Yamaha Vocaloid Software
n this series, clicks’n’cuts dilettante Francis Henville describes his descent into the netherworld of Japanese, Taiwanese and Korean commercial pop. Track by track, he navigates deeper into the genre, searching for ever-more-toothsome morsels with which to satiate his jaded appetite…
Kimi No Uwasa
Yes, you read that title right. This year, Yamaha released a software program called Vocaloid. It’s a program that takes multi-samples of vocalists singing vowels, consonants and other tiny chunks of speech. Once the elaborate system of samples is prepared, it can be plugged into the software, and then a user can type words and program melodies that he wishes the program will sing. The program sings back the vocal part with astonishing realism, which, if not perfectly convincing, is nevertheless eerie in its accuracy. This track is one of the demo tracks that Yamaha produced to show off exactly what its new program can do. Although it’s not available commercially, as far as I know, you can download a copy for free here.

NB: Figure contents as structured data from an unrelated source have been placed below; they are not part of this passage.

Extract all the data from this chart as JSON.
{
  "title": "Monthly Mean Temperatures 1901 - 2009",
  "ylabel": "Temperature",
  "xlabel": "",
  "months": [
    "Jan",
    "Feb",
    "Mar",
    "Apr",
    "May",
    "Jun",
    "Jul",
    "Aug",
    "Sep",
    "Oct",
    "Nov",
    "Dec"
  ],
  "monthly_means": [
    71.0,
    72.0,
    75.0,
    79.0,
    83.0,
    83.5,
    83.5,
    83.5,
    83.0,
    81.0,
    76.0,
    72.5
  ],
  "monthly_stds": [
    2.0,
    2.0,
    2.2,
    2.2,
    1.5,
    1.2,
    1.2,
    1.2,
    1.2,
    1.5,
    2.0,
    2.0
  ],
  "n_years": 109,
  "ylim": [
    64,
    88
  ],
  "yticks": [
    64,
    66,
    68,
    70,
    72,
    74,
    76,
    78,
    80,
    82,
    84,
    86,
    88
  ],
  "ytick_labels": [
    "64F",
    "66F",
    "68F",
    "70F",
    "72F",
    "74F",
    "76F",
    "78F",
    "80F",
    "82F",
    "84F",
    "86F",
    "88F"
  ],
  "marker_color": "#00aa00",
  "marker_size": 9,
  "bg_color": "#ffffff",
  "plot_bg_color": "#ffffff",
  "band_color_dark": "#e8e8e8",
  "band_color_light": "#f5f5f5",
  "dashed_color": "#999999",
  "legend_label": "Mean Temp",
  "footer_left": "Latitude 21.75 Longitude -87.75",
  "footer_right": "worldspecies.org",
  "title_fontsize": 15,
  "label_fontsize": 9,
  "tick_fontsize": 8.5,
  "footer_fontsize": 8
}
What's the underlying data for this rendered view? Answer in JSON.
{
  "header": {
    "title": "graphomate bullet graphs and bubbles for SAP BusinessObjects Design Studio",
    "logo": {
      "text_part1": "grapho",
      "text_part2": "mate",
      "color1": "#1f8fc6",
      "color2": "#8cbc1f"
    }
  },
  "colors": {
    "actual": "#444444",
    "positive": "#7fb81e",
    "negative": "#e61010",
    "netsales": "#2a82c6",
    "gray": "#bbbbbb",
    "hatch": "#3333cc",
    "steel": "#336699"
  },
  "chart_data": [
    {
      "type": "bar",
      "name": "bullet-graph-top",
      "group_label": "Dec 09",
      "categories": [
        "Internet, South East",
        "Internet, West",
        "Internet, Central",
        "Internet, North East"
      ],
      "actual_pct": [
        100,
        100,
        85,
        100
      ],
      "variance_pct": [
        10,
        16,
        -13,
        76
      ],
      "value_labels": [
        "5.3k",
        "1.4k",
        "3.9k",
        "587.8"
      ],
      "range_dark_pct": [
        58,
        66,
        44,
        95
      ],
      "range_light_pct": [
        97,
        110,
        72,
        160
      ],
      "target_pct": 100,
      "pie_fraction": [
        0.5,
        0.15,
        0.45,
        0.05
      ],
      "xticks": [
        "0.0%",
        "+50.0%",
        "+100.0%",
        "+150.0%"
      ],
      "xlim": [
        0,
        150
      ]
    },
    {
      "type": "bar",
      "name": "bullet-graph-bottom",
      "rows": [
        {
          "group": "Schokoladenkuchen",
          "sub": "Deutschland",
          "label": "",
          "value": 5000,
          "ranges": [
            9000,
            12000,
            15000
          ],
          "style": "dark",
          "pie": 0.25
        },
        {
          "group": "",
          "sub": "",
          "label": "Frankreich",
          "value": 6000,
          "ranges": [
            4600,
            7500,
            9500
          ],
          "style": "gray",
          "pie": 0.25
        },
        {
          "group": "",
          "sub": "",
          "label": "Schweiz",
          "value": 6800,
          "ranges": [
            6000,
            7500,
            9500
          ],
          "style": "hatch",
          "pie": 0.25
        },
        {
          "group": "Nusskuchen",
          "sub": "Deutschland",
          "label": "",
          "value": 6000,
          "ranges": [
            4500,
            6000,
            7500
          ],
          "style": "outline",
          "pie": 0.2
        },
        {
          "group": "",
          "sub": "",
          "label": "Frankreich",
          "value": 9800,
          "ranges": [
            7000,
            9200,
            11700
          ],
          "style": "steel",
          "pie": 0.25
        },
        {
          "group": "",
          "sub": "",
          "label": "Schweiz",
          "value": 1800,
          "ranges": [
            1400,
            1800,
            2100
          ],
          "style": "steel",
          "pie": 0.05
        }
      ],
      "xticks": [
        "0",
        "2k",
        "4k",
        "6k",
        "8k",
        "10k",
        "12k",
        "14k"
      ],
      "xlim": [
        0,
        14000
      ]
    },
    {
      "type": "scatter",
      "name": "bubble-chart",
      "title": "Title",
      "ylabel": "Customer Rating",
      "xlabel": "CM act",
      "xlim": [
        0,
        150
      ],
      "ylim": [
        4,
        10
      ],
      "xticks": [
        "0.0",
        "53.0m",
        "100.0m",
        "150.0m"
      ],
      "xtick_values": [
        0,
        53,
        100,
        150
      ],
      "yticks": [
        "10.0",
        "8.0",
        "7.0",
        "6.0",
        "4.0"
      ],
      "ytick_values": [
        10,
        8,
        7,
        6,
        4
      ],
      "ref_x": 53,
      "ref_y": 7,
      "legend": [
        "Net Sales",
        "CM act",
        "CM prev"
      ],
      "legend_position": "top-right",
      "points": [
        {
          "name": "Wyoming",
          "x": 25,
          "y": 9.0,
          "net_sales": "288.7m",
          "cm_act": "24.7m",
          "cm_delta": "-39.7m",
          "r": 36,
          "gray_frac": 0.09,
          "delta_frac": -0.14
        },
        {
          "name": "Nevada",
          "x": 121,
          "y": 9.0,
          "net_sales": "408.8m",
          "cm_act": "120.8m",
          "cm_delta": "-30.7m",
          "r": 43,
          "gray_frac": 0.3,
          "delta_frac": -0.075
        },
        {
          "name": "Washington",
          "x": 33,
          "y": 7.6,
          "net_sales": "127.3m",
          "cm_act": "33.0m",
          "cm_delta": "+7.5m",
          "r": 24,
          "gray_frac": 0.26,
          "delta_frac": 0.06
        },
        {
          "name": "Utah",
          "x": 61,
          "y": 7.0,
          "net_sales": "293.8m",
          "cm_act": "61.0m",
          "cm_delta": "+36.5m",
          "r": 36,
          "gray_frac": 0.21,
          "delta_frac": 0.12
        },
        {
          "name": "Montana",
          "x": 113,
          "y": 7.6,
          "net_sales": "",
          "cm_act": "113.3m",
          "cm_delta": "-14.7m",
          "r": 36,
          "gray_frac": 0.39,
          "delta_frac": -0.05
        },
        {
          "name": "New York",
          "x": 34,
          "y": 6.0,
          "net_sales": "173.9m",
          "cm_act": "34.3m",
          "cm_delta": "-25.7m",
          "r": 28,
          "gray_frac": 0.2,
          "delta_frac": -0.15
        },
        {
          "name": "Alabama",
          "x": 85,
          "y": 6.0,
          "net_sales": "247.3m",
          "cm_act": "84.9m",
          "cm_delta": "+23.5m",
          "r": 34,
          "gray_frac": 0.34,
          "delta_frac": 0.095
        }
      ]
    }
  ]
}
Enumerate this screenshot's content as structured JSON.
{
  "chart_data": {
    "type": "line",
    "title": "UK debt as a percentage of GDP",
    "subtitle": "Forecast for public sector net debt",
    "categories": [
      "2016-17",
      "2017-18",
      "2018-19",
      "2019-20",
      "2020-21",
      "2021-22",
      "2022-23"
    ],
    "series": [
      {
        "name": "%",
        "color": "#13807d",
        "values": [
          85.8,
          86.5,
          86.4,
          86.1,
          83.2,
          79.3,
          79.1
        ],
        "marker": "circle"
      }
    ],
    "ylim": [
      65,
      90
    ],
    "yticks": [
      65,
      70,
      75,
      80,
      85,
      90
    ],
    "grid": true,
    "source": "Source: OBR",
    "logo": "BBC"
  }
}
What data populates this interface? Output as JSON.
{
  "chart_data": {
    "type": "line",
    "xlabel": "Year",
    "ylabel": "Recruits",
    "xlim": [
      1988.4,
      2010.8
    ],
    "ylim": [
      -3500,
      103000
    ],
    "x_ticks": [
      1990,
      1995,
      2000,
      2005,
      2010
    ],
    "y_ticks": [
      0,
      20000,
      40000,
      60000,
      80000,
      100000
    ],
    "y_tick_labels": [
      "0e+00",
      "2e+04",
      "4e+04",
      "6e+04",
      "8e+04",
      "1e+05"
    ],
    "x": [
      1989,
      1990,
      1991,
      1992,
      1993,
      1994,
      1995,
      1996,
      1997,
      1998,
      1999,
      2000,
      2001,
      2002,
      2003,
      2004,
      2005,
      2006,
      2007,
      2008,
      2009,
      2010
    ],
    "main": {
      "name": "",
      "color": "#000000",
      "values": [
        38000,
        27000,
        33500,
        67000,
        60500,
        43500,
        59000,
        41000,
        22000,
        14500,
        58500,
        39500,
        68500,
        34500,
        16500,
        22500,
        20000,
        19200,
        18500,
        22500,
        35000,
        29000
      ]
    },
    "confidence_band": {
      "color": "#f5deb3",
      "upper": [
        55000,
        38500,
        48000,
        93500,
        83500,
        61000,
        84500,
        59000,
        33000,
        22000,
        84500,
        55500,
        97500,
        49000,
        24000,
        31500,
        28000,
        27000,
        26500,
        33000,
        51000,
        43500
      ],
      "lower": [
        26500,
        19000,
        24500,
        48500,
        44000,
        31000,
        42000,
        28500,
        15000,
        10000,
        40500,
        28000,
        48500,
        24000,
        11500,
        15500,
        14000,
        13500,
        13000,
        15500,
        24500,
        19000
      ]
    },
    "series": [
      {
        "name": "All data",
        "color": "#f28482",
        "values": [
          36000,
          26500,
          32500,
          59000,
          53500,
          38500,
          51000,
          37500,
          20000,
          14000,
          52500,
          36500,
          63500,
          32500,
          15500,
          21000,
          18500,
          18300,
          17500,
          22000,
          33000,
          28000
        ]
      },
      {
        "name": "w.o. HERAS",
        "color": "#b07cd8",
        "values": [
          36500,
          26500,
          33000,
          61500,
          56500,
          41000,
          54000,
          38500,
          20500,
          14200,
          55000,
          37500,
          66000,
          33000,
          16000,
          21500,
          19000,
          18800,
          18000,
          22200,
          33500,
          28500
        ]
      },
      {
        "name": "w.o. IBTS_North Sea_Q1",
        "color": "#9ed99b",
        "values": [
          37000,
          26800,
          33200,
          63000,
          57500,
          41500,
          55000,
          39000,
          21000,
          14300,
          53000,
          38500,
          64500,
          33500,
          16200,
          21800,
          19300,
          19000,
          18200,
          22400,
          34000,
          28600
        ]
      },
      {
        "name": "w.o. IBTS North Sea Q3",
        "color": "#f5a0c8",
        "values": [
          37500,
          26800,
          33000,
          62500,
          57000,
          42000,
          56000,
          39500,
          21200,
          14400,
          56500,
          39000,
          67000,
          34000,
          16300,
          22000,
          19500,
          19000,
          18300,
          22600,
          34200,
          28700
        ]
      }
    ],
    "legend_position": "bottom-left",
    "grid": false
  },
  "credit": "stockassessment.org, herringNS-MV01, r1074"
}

But I haven’t reviewed this song simply because of the original nature of its lead line. It’s a brilliant, direct and emotional piece of music. The track is only a minute and 53 seconds long. That gives just enough time for two verses, a chorus and an outro. The arrangement is simple: one synthesized voice, one acoustic guitar, a shaker, a tambourine, and one set of bell chimes. For all I know, the whole track could have been made inside a computer, but that’s not really important.
In less than two minutes this computer program manages to turn my heart into an eggplant. I’ve sat listening to this same track over and over and I’m still not sick of it. There is almost no intro—the guitar plucks a couple of notes, and the lead vocal comes in, singing a plaintive minor-key melody. The guitar plays arpeggios while the software gently articulates the particular problems faced by a man with an eggplant for a heart. As we reach the chorus, the shaker enters, with the tambourine accenting the two and the four, and the vocalist sings long obbligatos over the instruments. The track ends after a few repetitions of the pathetically sad chorus melody, and the bell chimes add a perfectly understated final flourish.
There are certain syllables that sound unnatural or synthetic—the most distinctive, to my ear, is the very Japanese pronunciation of the syllable “fu.” Unlike English, this sound in Japanese involves blowing a lot of air out of the mouth, sort of like when people with bangs try to blow them out of their eyes. Twice in the verses we can hear the vocalist sing things like “futari no kokoro” (two people’s hearts), but to a Western listener the first word sounds more like “phootari.” The other way in which the software reveals its true nature is when it sings certain long vowels, which sound robotically nasal, in a way that will remind most listeners of vocoded/autotuned vocals like Air’s “One More Time.” But to my ear, these are just distinctions that set the software apart from the human voice—pretty little decorations that no human voice could duplicate. Remember: one software program’s glitches are another’s features.
I could use this track to expound my cynical Marxist views of how computer programs are finally attempting to render the last mechanical instrument obsolete—man’s voice. But this track will convince you better than my thesaurus full of archaic adjectives. I will say, however, that the inclusion of this track in this series is intended to be a representation of the way that the musical instrument manufacturers in Japan are designing their products to fit into the J-pop paradigm (as my discussion of the “fu” syllable shows), which says something about the way this genre will certainly continue to influence the world—through R & D budgets and design choices, rather than through airplay.